Sat, Sept. 21

My Turn: The time for action to save Verde River is now

On April 4 an informative event took place at Yavapai College.  It was titled "The Big Chino Pipeline and the Verde River" and   presented by the Verde River Citizens Alliance and Citizens Water Advocacy Group. For those of you who are unacquainted with the Big Chino pipeline, it is a project of the cities of Prescott and Prescott Valley to pump from 8,000 to 11,500 acre feet of water annually from the Big Chino aquifer, the headwaters of the Verde River. In the course of two hours, lots of information was presented.

First off, Bill Meyer, a retired U.S. Geological Survey hydrologist, explained how an aquifer is connected to surface water such as the Verde River. Essentially, water withdrawn from the aquifer, unless accompanied by an increase in recharge, will reduce outflow by an amount equal to withdrawals. As wells are developed in the Big Chino, whether for pipelines or homes, water taken out of the aquifer will increase and it is unlikely water entering in will increase correspondingly. The pipeline's draw of 8,000 to 11,500 acre feet per year is equal to half or more of the Verde River's annual base flow, the flow that happens without any runoff from storms.

Next, Ed Wolfe, retired USGS geologist, used ground water flow paths to show how outflow from the Big Chino basin is the main source of the Verde River.  In fact, USGS studies report that it contributes 80-86 percent of the river's base flow. 

The scientific information was followed by some economic analysis.  Many believe the pipeline is needed for the economic benefit of continued growth.  However, economist John Danforth's research shows that while Yavapai County grew faster than 99 percent of the nation's counties from 1980-2006, the average per capita personal income dropped from 86 percent of the national average to only 73 percent. 

Who will pay for the pipeline was discussed by Howard Mechanic. According to the Arizona Department of Water Resources, the Prescott area's aquifer is out of safe yield. In spite of a mandated goal to achieve safe yield by 2025, no water from the pipeline has yet been committed for this purpose.
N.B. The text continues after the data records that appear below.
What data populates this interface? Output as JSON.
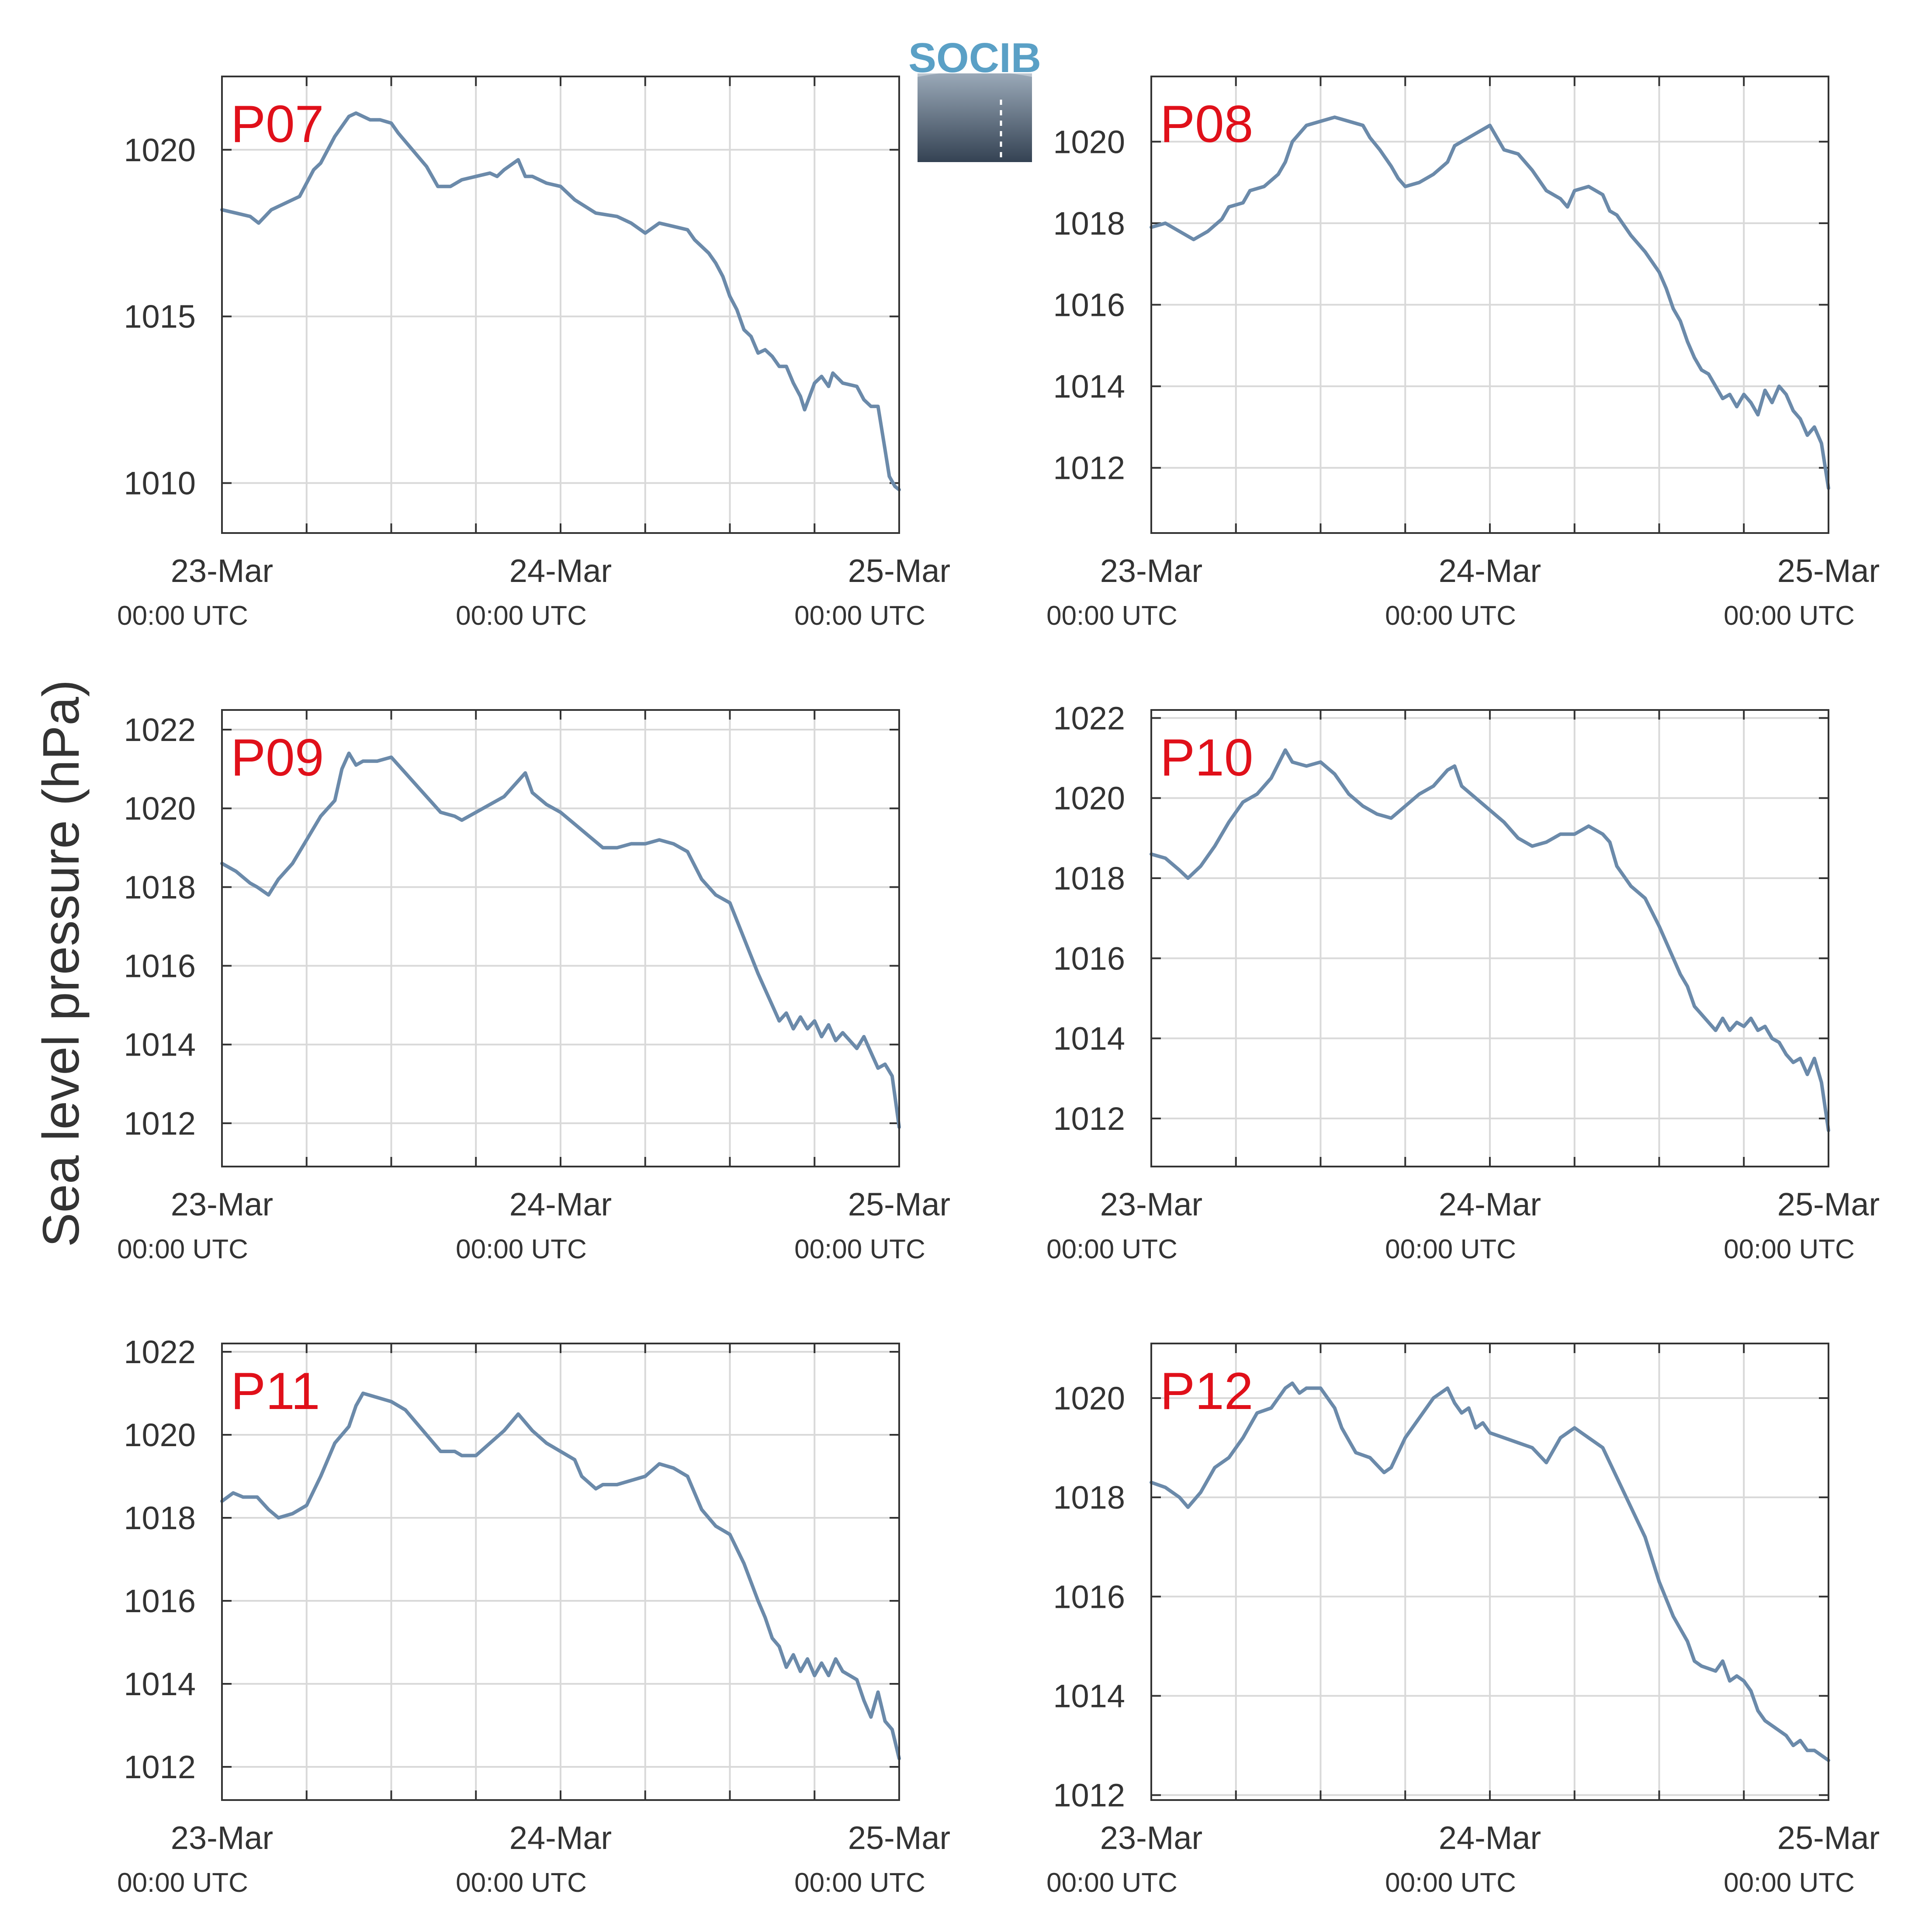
{
  "figure": {
    "ylabel": "Sea level pressure (hPa)",
    "logo": {
      "text": "SOCIB",
      "text_color": "#5aa0c6",
      "gradient_top": "#9aa9b8",
      "gradient_bottom": "#344253"
    },
    "line_color": "#6b8aaa",
    "label_color": "#e0101a",
    "grid_color": "#d9d9d9",
    "axis_color": "#333333"
  },
  "chart_data": [
    {
      "type": "line",
      "panel": "P07",
      "xlim": [
        0,
        48
      ],
      "x_ticks": [
        {
          "x": 0,
          "date": "23-Mar",
          "time": "00:00 UTC"
        },
        {
          "x": 24,
          "date": "24-Mar",
          "time": "00:00 UTC"
        },
        {
          "x": 48,
          "date": "25-Mar",
          "time": "00:00 UTC"
        }
      ],
      "minor_x_ticks": [
        6,
        12,
        18,
        30,
        36,
        42
      ],
      "ylim": [
        1008.5,
        1022.2
      ],
      "yticks": [
        1010,
        1015,
        1020
      ],
      "x": [
        0,
        1,
        2,
        2.6,
        3.5,
        4.5,
        5.5,
        6.5,
        7,
        8,
        9,
        9.5,
        10.5,
        11.2,
        12,
        12.5,
        13.5,
        14.5,
        15.3,
        16.2,
        17,
        18,
        19,
        19.5,
        20,
        21,
        21.5,
        22,
        23,
        24,
        25,
        26.5,
        28,
        29,
        30,
        31,
        32,
        33,
        33.5,
        34.5,
        35,
        35.5,
        36,
        36.5,
        37,
        37.5,
        38,
        38.5,
        39,
        39.5,
        40,
        40.5,
        41,
        41.3,
        42,
        42.5,
        43,
        43.3,
        44,
        45,
        45.5,
        46,
        46.5,
        47,
        47.3,
        47.7,
        48
      ],
      "values": [
        1018.2,
        1018.1,
        1018,
        1017.8,
        1018.2,
        1018.4,
        1018.6,
        1019.4,
        1019.6,
        1020.4,
        1021,
        1021.1,
        1020.9,
        1020.9,
        1020.8,
        1020.5,
        1020,
        1019.5,
        1018.9,
        1018.9,
        1019.1,
        1019.2,
        1019.3,
        1019.2,
        1019.4,
        1019.7,
        1019.2,
        1019.2,
        1019,
        1018.9,
        1018.5,
        1018.1,
        1018,
        1017.8,
        1017.5,
        1017.8,
        1017.7,
        1017.6,
        1017.3,
        1016.9,
        1016.6,
        1016.2,
        1015.6,
        1015.2,
        1014.6,
        1014.4,
        1013.9,
        1014,
        1013.8,
        1013.5,
        1013.5,
        1013,
        1012.6,
        1012.2,
        1013,
        1013.2,
        1012.9,
        1013.3,
        1013,
        1012.9,
        1012.5,
        1012.3,
        1012.3,
        1011,
        1010.2,
        1009.9,
        1009.8
      ]
    },
    {
      "type": "line",
      "panel": "P08",
      "xlim": [
        0,
        48
      ],
      "x_ticks": [
        {
          "x": 0,
          "date": "23-Mar",
          "time": "00:00 UTC"
        },
        {
          "x": 24,
          "date": "24-Mar",
          "time": "00:00 UTC"
        },
        {
          "x": 48,
          "date": "25-Mar",
          "time": "00:00 UTC"
        }
      ],
      "minor_x_ticks": [
        6,
        12,
        18,
        30,
        36,
        42
      ],
      "ylim": [
        1010.4,
        1021.6
      ],
      "yticks": [
        1012,
        1014,
        1016,
        1018,
        1020
      ],
      "x": [
        0,
        1,
        2,
        3,
        4,
        5,
        5.5,
        6.5,
        7,
        8,
        9,
        9.5,
        10,
        11,
        12,
        13,
        14,
        15,
        15.5,
        16.2,
        17,
        17.5,
        18,
        19,
        20,
        21,
        21.5,
        22,
        23,
        24,
        25,
        26,
        27,
        28,
        29,
        29.5,
        30,
        31,
        32,
        32.5,
        33,
        34,
        35,
        36,
        36.5,
        37,
        37.5,
        38,
        38.5,
        39,
        39.5,
        40,
        40.5,
        41,
        41.5,
        42,
        42.5,
        43,
        43.5,
        44,
        44.5,
        45,
        45.5,
        46,
        46.5,
        47,
        47.5,
        48
      ],
      "values": [
        1017.9,
        1018,
        1017.8,
        1017.6,
        1017.8,
        1018.1,
        1018.4,
        1018.5,
        1018.8,
        1018.9,
        1019.2,
        1019.5,
        1020,
        1020.4,
        1020.5,
        1020.6,
        1020.5,
        1020.4,
        1020.1,
        1019.8,
        1019.4,
        1019.1,
        1018.9,
        1019,
        1019.2,
        1019.5,
        1019.9,
        1020,
        1020.2,
        1020.4,
        1019.8,
        1019.7,
        1019.3,
        1018.8,
        1018.6,
        1018.4,
        1018.8,
        1018.9,
        1018.7,
        1018.3,
        1018.2,
        1017.7,
        1017.3,
        1016.8,
        1016.4,
        1015.9,
        1015.6,
        1015.1,
        1014.7,
        1014.4,
        1014.3,
        1014,
        1013.7,
        1013.8,
        1013.5,
        1013.8,
        1013.6,
        1013.3,
        1013.9,
        1013.6,
        1014,
        1013.8,
        1013.4,
        1013.2,
        1012.8,
        1013,
        1012.6,
        1011.5
      ]
    },
    {
      "type": "line",
      "panel": "P09",
      "xlim": [
        0,
        48
      ],
      "x_ticks": [
        {
          "x": 0,
          "date": "23-Mar",
          "time": "00:00 UTC"
        },
        {
          "x": 24,
          "date": "24-Mar",
          "time": "00:00 UTC"
        },
        {
          "x": 48,
          "date": "25-Mar",
          "time": "00:00 UTC"
        }
      ],
      "minor_x_ticks": [
        6,
        12,
        18,
        30,
        36,
        42
      ],
      "ylim": [
        1010.9,
        1022.5
      ],
      "yticks": [
        1012,
        1014,
        1016,
        1018,
        1020,
        1022
      ],
      "x": [
        0,
        1,
        2,
        2.5,
        3.3,
        4,
        5,
        6,
        7,
        8,
        8.5,
        9,
        9.5,
        10,
        11,
        12,
        13,
        14,
        15,
        15.5,
        16.5,
        17,
        18,
        19,
        20,
        21,
        21.5,
        22,
        23,
        24,
        25,
        26,
        27,
        28,
        29,
        30,
        31,
        32,
        33,
        34,
        35,
        36,
        37,
        38,
        38.5,
        39,
        39.5,
        40,
        40.5,
        41,
        41.5,
        42,
        42.5,
        43,
        43.5,
        44,
        44.5,
        45,
        45.5,
        46,
        46.5,
        47,
        47.5,
        48
      ],
      "values": [
        1018.6,
        1018.4,
        1018.1,
        1018,
        1017.8,
        1018.2,
        1018.6,
        1019.2,
        1019.8,
        1020.2,
        1021,
        1021.4,
        1021.1,
        1021.2,
        1021.2,
        1021.3,
        1020.9,
        1020.5,
        1020.1,
        1019.9,
        1019.8,
        1019.7,
        1019.9,
        1020.1,
        1020.3,
        1020.7,
        1020.9,
        1020.4,
        1020.1,
        1019.9,
        1019.6,
        1019.3,
        1019,
        1019,
        1019.1,
        1019.1,
        1019.2,
        1019.1,
        1018.9,
        1018.2,
        1017.8,
        1017.6,
        1016.7,
        1015.8,
        1015.4,
        1015,
        1014.6,
        1014.8,
        1014.4,
        1014.7,
        1014.4,
        1014.6,
        1014.2,
        1014.5,
        1014.1,
        1014.3,
        1014.1,
        1013.9,
        1014.2,
        1013.8,
        1013.4,
        1013.5,
        1013.2,
        1011.9
      ]
    },
    {
      "type": "line",
      "panel": "P10",
      "xlim": [
        0,
        48
      ],
      "x_ticks": [
        {
          "x": 0,
          "date": "23-Mar",
          "time": "00:00 UTC"
        },
        {
          "x": 24,
          "date": "24-Mar",
          "time": "00:00 UTC"
        },
        {
          "x": 48,
          "date": "25-Mar",
          "time": "00:00 UTC"
        }
      ],
      "minor_x_ticks": [
        6,
        12,
        18,
        30,
        36,
        42
      ],
      "ylim": [
        1010.8,
        1022.2
      ],
      "yticks": [
        1012,
        1014,
        1016,
        1018,
        1020,
        1022
      ],
      "x": [
        0,
        1,
        2,
        2.6,
        3.5,
        4.5,
        5.5,
        6.5,
        7.5,
        8.5,
        9.5,
        10,
        11,
        12,
        13,
        14,
        15,
        16,
        17,
        18,
        19,
        20,
        21,
        21.5,
        22,
        23,
        24,
        25,
        26,
        27,
        28,
        29,
        30,
        30.5,
        31,
        32,
        32.5,
        33,
        34,
        35,
        36,
        37,
        37.5,
        38,
        38.5,
        39,
        39.5,
        40,
        40.5,
        41,
        41.5,
        42,
        42.5,
        43,
        43.5,
        44,
        44.5,
        45,
        45.5,
        46,
        46.5,
        47,
        47.5,
        48
      ],
      "values": [
        1018.6,
        1018.5,
        1018.2,
        1018,
        1018.3,
        1018.8,
        1019.4,
        1019.9,
        1020.1,
        1020.5,
        1021.2,
        1020.9,
        1020.8,
        1020.9,
        1020.6,
        1020.1,
        1019.8,
        1019.6,
        1019.5,
        1019.8,
        1020.1,
        1020.3,
        1020.7,
        1020.8,
        1020.3,
        1020,
        1019.7,
        1019.4,
        1019,
        1018.8,
        1018.9,
        1019.1,
        1019.1,
        1019.2,
        1019.3,
        1019.1,
        1018.9,
        1018.3,
        1017.8,
        1017.5,
        1016.8,
        1016,
        1015.6,
        1015.3,
        1014.8,
        1014.6,
        1014.4,
        1014.2,
        1014.5,
        1014.2,
        1014.4,
        1014.3,
        1014.5,
        1014.2,
        1014.3,
        1014,
        1013.9,
        1013.6,
        1013.4,
        1013.5,
        1013.1,
        1013.5,
        1012.9,
        1011.7
      ]
    },
    {
      "type": "line",
      "panel": "P11",
      "xlim": [
        0,
        48
      ],
      "x_ticks": [
        {
          "x": 0,
          "date": "23-Mar",
          "time": "00:00 UTC"
        },
        {
          "x": 24,
          "date": "24-Mar",
          "time": "00:00 UTC"
        },
        {
          "x": 48,
          "date": "25-Mar",
          "time": "00:00 UTC"
        }
      ],
      "minor_x_ticks": [
        6,
        12,
        18,
        30,
        36,
        42
      ],
      "ylim": [
        1011.2,
        1022.2
      ],
      "yticks": [
        1012,
        1014,
        1016,
        1018,
        1020,
        1022
      ],
      "x": [
        0,
        0.8,
        1.5,
        2.5,
        3.3,
        4,
        5,
        6,
        7,
        8,
        9,
        9.5,
        10,
        11,
        12,
        13,
        14,
        15,
        15.5,
        16.5,
        17,
        18,
        19,
        20,
        21,
        21.5,
        22,
        23,
        24,
        25,
        25.5,
        26.5,
        27,
        28,
        29,
        30,
        31,
        32,
        33,
        34,
        35,
        36,
        37,
        38,
        38.5,
        39,
        39.5,
        40,
        40.5,
        41,
        41.5,
        42,
        42.5,
        43,
        43.5,
        44,
        44.5,
        45,
        45.5,
        46,
        46.5,
        47,
        47.5,
        48
      ],
      "values": [
        1018.4,
        1018.6,
        1018.5,
        1018.5,
        1018.2,
        1018,
        1018.1,
        1018.3,
        1019,
        1019.8,
        1020.2,
        1020.7,
        1021,
        1020.9,
        1020.8,
        1020.6,
        1020.2,
        1019.8,
        1019.6,
        1019.6,
        1019.5,
        1019.5,
        1019.8,
        1020.1,
        1020.5,
        1020.3,
        1020.1,
        1019.8,
        1019.6,
        1019.4,
        1019,
        1018.7,
        1018.8,
        1018.8,
        1018.9,
        1019,
        1019.3,
        1019.2,
        1019,
        1018.2,
        1017.8,
        1017.6,
        1016.9,
        1016,
        1015.6,
        1015.1,
        1014.9,
        1014.4,
        1014.7,
        1014.3,
        1014.6,
        1014.2,
        1014.5,
        1014.2,
        1014.6,
        1014.3,
        1014.2,
        1014.1,
        1013.6,
        1013.2,
        1013.8,
        1013.1,
        1012.9,
        1012.2
      ]
    },
    {
      "type": "line",
      "panel": "P12",
      "xlim": [
        0,
        48
      ],
      "x_ticks": [
        {
          "x": 0,
          "date": "23-Mar",
          "time": "00:00 UTC"
        },
        {
          "x": 24,
          "date": "24-Mar",
          "time": "00:00 UTC"
        },
        {
          "x": 48,
          "date": "25-Mar",
          "time": "00:00 UTC"
        }
      ],
      "minor_x_ticks": [
        6,
        12,
        18,
        30,
        36,
        42
      ],
      "ylim": [
        1011.9,
        1021.1
      ],
      "yticks": [
        1012,
        1014,
        1016,
        1018,
        1020
      ],
      "x": [
        0,
        1,
        2,
        2.6,
        3.5,
        4.5,
        5.5,
        6.5,
        7.5,
        8.5,
        9.5,
        10,
        10.5,
        11,
        12,
        13,
        13.5,
        14.5,
        15.5,
        16.5,
        17,
        17.5,
        18,
        19,
        20,
        21,
        21.5,
        22,
        22.5,
        23,
        23.5,
        24,
        25,
        26,
        27,
        28,
        29,
        30,
        30.5,
        31,
        32,
        33,
        34,
        35,
        36,
        37,
        38,
        38.5,
        39,
        40,
        40.5,
        41,
        41.5,
        42,
        42.5,
        43,
        43.5,
        44,
        44.5,
        45,
        45.5,
        46,
        46.5,
        47,
        47.5,
        48
      ],
      "values": [
        1018.3,
        1018.2,
        1018,
        1017.8,
        1018.1,
        1018.6,
        1018.8,
        1019.2,
        1019.7,
        1019.8,
        1020.2,
        1020.3,
        1020.1,
        1020.2,
        1020.2,
        1019.8,
        1019.4,
        1018.9,
        1018.8,
        1018.5,
        1018.6,
        1018.9,
        1019.2,
        1019.6,
        1020,
        1020.2,
        1019.9,
        1019.7,
        1019.8,
        1019.4,
        1019.5,
        1019.3,
        1019.2,
        1019.1,
        1019,
        1018.7,
        1019.2,
        1019.4,
        1019.3,
        1019.2,
        1019,
        1018.4,
        1017.8,
        1017.2,
        1016.3,
        1015.6,
        1015.1,
        1014.7,
        1014.6,
        1014.5,
        1014.7,
        1014.3,
        1014.4,
        1014.3,
        1014.1,
        1013.7,
        1013.5,
        1013.4,
        1013.3,
        1013.2,
        1013,
        1013.1,
        1012.9,
        1012.9,
        1012.8,
        1012.7
      ]
    }
  ]
}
The cities have stated that unspecified quantities of the water will be used for safe yield and the rest for growth. However, if new development doesn't occur, then the current water users will be stuck with a bill that is presently estimated at over $200 million.

Prescott and Prescott Valley claim that their pumping will do no harm to the Verde River.  Yet many scientists, along with the U.S. Fish and Wildlife Service, believe that wells to monitor water levels and a mitigation plan should be in place before any pumping occurs.  Jan Allbright, Verde River Citizens Alliance president and environmental scientist, explained why monitoring wells need to be in service now in key locations to obtain baseline data. If water levels drop in these wells a mitigation plan would require action be taken before the Verde's flow is affected.

Finally, Gary Beverly from the Sierra Club, and Joanne Oellers and Michelle Harrington from the Center for Biological Diversity shared how important the Verde is to our regional ecosystem.  Its riparian habitat is one of the world's most rare. Eighty-five percent of the region's wildlife depends on it at some point in their life cycle.  Of course, many of us in the Verde Valley depend on it for its recreational opportunities, its irrigation water and its outstanding beauty.

What became clear during the course of the morning is that the Verde River is endangered.  Imagine the Verde with little more than the flow from Sycamore Creek passing slowly through Clarkdale and Cottonwood.  It would probably not be visible in some areas as the  "flow" would be underground.  What kind of Verde River do we want - a bright flowing ribbon of life or stagnant puddles harboring West Nile virus?  That's a pretty easy choice. 

So what can we do to make this choice come true?  It will take strong efforts from the citizens of the Verde Valley.

First, tell your friends and neighbors.  There are lots of folks unaware of the danger upstream development poses to the Verde River. 

Second, become a member of groups working to keep the river flowing. Visit, and for more information. 

Finally, raise your voice.  Let your legislators, the governor and local officials know that you don't want the Verde to wither and die due to over development and groundwater pumping. 

The time for action is now.  Please do not delay.

Cottonwood resident Bob Rothrock is a member of the Verde River Citizens Alliance.